Friday, March 16, 2018

from scratch, again

We took North Carolina license plates off our car this week and replaced them with Alabama plates. That felt like a plot twist.

This week was hard. The excitement of moving and all the newness fizzled some, and we were left with a somewhat flat, overflowing glass of reality. Being in a new town, not knowing a soul (though one of my very favorite friends is a town above me, just about a 35 minute drive away THANK THE LORD), and beginning again from scratch.

Well, not entirely from scratch. We have each other. And that is a lot. But also.....

Also why I think sending them off to school, each to their new classrooms, felt so unnerving and raw for me. They had to go off on their own, without a sibling beside them, without me behind them, and it felt scary. For some of them. Probably all of them, actually, some just hide it better. And for me.

For me.

As loud as they are and as crazy as they make me, I always feel better when we are all together. The whole lot of us. Even with the fighting and again the loud.....it is for sure worth mentioning twice because we are already loud, but a big house without rugs or carpet and not very furnished and I feel like I am in a shout tunnel trying to find quiet so I can work and basically just yelling over them FOR THE LOVE OF EVERYTHING WILL YOU PLEASE LOWER YOUR VOICES AND STOP RUNNING!!

Back to me not wanting to let them go. I really didn't want to let them go and considered keeping them home longer. But I knew the longer we waited the harder it would be, and those questions in my heart would not go away even if I allowed them to miss a couple extra days of school. Will they find friends? Will people be nice? Will they feel welcomed? Will they struggle? Will they know they are loved? Did we - DID I - make a bad decision moving here?

Y'all. Let me just say.....I love adventure and fresh starts and learning new places and new people and new ideas and new cultures. But I also feel very deeply and my feelings often fill every space of me, and I understand that my children aren't like me in the chase-after-adventure respect.  So I carry the weight of my children's "will they"s with me and it has been overwhelming.

Also. A terrible trait, one of several, of mine, is that I am a second-guesser of my own decisions. My husband reminded me today that I have done this with every. single. move. So it is not unique to our move to Alabama, but that doesn't comfort me much. Should we have stayed in North Carolina? Was this a good decision? Did I do the wrong thing?

But even with all the hushed second-guessing thoughts springing to mind at every turn, I am also a jump anyway-er.

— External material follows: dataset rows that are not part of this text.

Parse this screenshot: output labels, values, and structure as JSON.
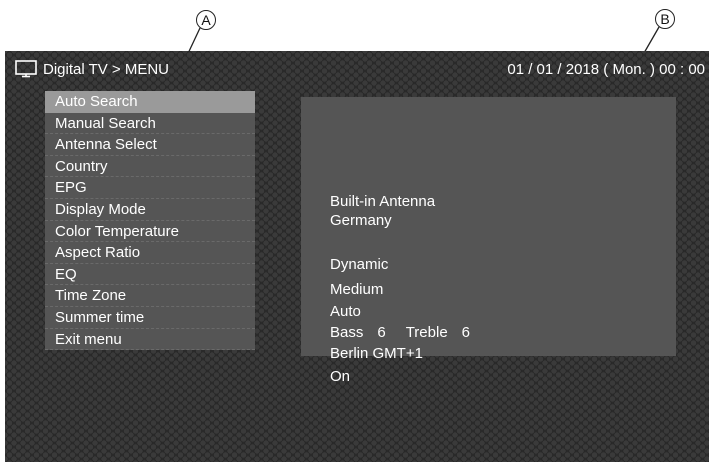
{
  "annotations": {
    "a": "A",
    "b": "B"
  },
  "header": {
    "title": "Digital TV > MENU",
    "datetime": "01 / 01 / 2018 ( Mon. ) 00 : 00"
  },
  "menu": {
    "selected_index": 0,
    "items": [
      {
        "label": "Auto Search"
      },
      {
        "label": "Manual Search"
      },
      {
        "label": "Antenna Select"
      },
      {
        "label": "Country"
      },
      {
        "label": "EPG"
      },
      {
        "label": "Display Mode"
      },
      {
        "label": "Color Temperature"
      },
      {
        "label": "Aspect Ratio"
      },
      {
        "label": "EQ"
      },
      {
        "label": "Time Zone"
      },
      {
        "label": "Summer time"
      },
      {
        "label": "Exit menu"
      }
    ]
  },
  "values": {
    "antenna": "Built-in Antenna",
    "country": "Germany",
    "display_mode": "Dynamic",
    "color_temperature": "Medium",
    "aspect_ratio": "Auto",
    "eq": {
      "bass_label": "Bass",
      "bass_value": "6",
      "treble_label": "Treble",
      "treble_value": "6"
    },
    "time_zone": "Berlin GMT+1",
    "summer_time": "On"
  },
  "colors": {
    "menu_bg": "#555555",
    "menu_selected_bg": "#9a9a9a",
    "text": "#ffffff",
    "screen_bg": "#2f2f2f"
  },
  "icons": {
    "header_icon": "tv-icon"
  }
}
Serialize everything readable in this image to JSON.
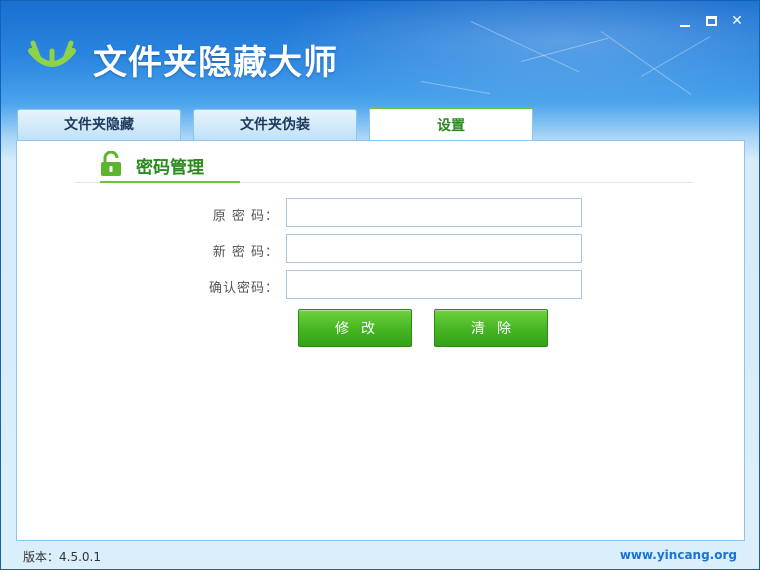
{
  "app": {
    "title": "文件夹隐藏大师"
  },
  "window_controls": {
    "minimize": "minimize",
    "maximize": "maximize",
    "close": "✕"
  },
  "tabs": [
    {
      "label": "文件夹隐藏",
      "active": false
    },
    {
      "label": "文件夹伪装",
      "active": false
    },
    {
      "label": "设置",
      "active": true
    }
  ],
  "section": {
    "title": "密码管理",
    "icon": "lock-open-icon"
  },
  "form": {
    "old_password_label": "原 密 码：",
    "new_password_label": "新 密 码：",
    "confirm_password_label": "确认密码：",
    "old_password_value": "",
    "new_password_value": "",
    "confirm_password_value": ""
  },
  "buttons": {
    "modify": "修改",
    "clear": "清除"
  },
  "footer": {
    "version": "版本：4.5.0.1",
    "url": "www.yincang.org"
  },
  "colors": {
    "accent_green": "#45b423",
    "title_blue": "#1a6fcf",
    "link_blue": "#1a73d6"
  }
}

I feel strongly that we should not NOT make a decision because we are scared or apprehensive. Life is short. There is a whole world filled with people and places and I feel like we were meant to not stay in one place. (If you are the opposite and feel roots are better to plant, I think that's amazing. Sometimes I wish I was like that, too. So please don't feel I am cutting down a different way of thinking.)  So I find myself very much on team 'jump anyway', despite the inner turmoil that often follows the jumping. And I am hoping that when my kids see me jumping that they inch a little closer, content to follow my lead, so they can jump too.

And I am hopeful that what we are jumping into is welcoming and warm water that envelops us. And not the opposite.

So. We made it to Friday. Two days of school. Today was better than yesterday, and I will take progress, no matter how small. It will take time, I know. Change is hard and it is a process that is not likely to be OKAY WE ARE ALL ADJUSTED AND SO HAPPY TO HAVE MOVED overnight.

Talking to a friend tonight, she said "So do you love it?". And I was kind of at a loss.

Do I love it here? Wellllllll. Honestly, no. Not yet. I love my house. I love the sunshine. I love that 49 degrees was freezing here and people were cursing winter for making them wear jackets. I love that I am down the road from my amazing friend. I love that we are ten minutes from the beach. I love that there is a Starbucks drive through 6 minutes from my house, and I love that every morning I have stepped outside I have been greeted by birds singing in a new season.

But I left behind friends, AMAZING friends, a big beautiful unspoiled view of the sky, familiarity - the feeling of home. Finding your people, your place, your spot that makes you feel at peace, that all takes time. And I am not prone to falling in love fast.

So here we are. Starting over, from not quite scratch, praying my kiddos find friends and goodness, wanting to slow the days before my husband deploys, and hoping that each day sinks us further into that "this is where we were meant to be" feeling.